Quella del torio è una tecnologia più che di domani di dopodomani – ha spiegato Stefano Monti dell’Enea alcuni esperimenti sono stati fatti in tutto il mondo, compresa l’Italia che lo studiava nella sede Enea di Rotondella, ma ci sono ancora alcuni problemi di ricerca e sviluppo. Se ci fosse un impegno massiccio politico e finanziario sarebbero ostacoli superabili, ma comunque in un arco di tempo di decenni”.

Insomma, il torio è più facilmente reperibile dell’uranio, le centrali alimentate con questo elemento producono meno residui e le scorie sono radioattive per molto meno tempo, ma restano i dubbi sulla sicurezza: chi ci garantisce che queste centrali siano sicure?

Le problematiche di sicurezza di questi reattori restano le stesse, c’è sempre un atomo che viene diviso – ha spiegato Bruno Panella, direttore del dipartimento di Energetica del Politecnico di Torino – quindi servono le stesse rigorose analisi di sicurezza necessarie anche per i reattori tradizionali. Bisogna analizzare bene i nuovi progetti, che per quanto riguarda questi reattori spesso sono ancora alla fase concettuale”.

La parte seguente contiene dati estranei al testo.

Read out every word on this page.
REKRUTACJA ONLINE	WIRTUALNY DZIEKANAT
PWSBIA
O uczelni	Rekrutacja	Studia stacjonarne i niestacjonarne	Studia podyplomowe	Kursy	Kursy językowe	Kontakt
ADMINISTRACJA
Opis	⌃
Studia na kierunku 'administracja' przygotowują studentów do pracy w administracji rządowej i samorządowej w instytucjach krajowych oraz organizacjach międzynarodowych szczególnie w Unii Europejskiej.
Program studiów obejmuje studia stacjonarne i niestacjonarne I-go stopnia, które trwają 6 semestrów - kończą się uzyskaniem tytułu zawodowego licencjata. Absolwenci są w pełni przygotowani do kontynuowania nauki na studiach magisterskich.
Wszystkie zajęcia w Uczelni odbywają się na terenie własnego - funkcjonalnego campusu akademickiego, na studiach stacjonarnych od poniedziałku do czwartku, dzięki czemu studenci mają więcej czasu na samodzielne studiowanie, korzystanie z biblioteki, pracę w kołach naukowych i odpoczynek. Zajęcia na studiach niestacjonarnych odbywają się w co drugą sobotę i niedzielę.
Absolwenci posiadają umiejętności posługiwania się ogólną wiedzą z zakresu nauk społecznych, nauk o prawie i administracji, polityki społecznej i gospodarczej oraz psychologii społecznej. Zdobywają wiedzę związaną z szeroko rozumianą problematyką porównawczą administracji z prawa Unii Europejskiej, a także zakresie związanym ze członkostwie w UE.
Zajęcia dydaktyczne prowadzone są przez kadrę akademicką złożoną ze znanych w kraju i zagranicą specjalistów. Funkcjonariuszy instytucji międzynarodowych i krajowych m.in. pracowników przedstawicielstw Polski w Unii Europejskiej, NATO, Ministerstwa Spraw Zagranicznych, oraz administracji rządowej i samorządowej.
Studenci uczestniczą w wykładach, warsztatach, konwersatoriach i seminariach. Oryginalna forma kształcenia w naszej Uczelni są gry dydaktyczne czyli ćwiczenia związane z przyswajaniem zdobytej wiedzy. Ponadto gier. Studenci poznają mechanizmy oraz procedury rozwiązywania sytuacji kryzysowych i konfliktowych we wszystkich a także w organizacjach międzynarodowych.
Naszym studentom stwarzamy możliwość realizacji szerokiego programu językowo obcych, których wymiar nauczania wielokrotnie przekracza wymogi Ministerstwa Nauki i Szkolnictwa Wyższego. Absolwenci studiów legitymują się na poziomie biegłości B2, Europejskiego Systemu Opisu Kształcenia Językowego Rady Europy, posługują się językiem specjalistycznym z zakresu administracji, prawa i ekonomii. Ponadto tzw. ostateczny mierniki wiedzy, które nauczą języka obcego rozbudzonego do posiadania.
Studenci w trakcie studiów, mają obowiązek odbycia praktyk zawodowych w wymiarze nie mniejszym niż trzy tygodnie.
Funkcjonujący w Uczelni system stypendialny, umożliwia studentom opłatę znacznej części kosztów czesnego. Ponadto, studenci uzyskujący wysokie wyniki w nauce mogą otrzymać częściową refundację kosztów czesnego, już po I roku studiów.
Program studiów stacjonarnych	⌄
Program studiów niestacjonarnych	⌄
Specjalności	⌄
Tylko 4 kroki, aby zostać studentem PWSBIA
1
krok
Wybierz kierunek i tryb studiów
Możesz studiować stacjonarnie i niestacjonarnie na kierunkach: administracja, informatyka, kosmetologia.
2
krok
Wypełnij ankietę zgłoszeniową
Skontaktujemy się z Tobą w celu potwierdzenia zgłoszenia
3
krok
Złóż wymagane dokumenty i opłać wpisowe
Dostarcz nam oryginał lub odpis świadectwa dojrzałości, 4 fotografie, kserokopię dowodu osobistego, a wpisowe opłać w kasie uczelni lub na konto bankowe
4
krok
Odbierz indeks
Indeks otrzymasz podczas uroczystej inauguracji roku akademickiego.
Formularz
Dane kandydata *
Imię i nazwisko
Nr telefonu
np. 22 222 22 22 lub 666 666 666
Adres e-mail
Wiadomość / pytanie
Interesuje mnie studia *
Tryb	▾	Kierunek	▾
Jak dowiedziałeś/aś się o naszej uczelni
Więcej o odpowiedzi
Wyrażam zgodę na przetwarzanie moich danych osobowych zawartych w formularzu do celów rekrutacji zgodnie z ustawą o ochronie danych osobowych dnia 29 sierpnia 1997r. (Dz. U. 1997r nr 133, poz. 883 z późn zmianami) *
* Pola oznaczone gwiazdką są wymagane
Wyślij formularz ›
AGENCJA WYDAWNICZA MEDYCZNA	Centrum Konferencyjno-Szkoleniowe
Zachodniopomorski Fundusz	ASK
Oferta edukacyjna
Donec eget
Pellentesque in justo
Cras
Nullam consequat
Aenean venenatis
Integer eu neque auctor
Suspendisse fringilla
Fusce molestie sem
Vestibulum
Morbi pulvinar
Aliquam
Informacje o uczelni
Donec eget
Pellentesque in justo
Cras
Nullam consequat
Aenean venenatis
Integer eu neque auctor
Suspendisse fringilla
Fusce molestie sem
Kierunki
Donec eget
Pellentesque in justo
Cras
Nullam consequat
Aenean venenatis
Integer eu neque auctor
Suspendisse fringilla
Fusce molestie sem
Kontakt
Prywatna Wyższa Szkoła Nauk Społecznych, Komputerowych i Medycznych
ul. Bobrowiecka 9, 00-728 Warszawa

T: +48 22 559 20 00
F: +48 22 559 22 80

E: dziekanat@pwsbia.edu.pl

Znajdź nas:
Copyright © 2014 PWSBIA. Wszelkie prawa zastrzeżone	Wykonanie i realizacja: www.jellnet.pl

Ma del resto è Rubbia stesso a mettere in guardia sulla poca sicurezza del nucleare. Proprio oggi il fisico in occasione dell’inaugurazione del suo esperimento Icarus ai laboratori nazionali dell’Infn del Gran Sasso, ha sottolineato più volte le profonde conseguenze che deriveranno dall’incidente in giappone e per questo ha lanciato un invito al presidente dell’Agenzia per la Sicurezza nucleare Umberto Veronesi a fare visita personalmente alla centrale di Fukushima per capire “quello che sta succedendo” che “avrà delle conseguenze enormi, gravi, che vanno studiate. E credo che il modo migliore sia rendersi conto direttamente di come stanno andando le cose”. Anche perché “quello che noi riceviamo come informazione dal Giappone è poco chiaro e incompleto, controllato dai mass media” mentre ”serve capire cosa sia realmente successo”.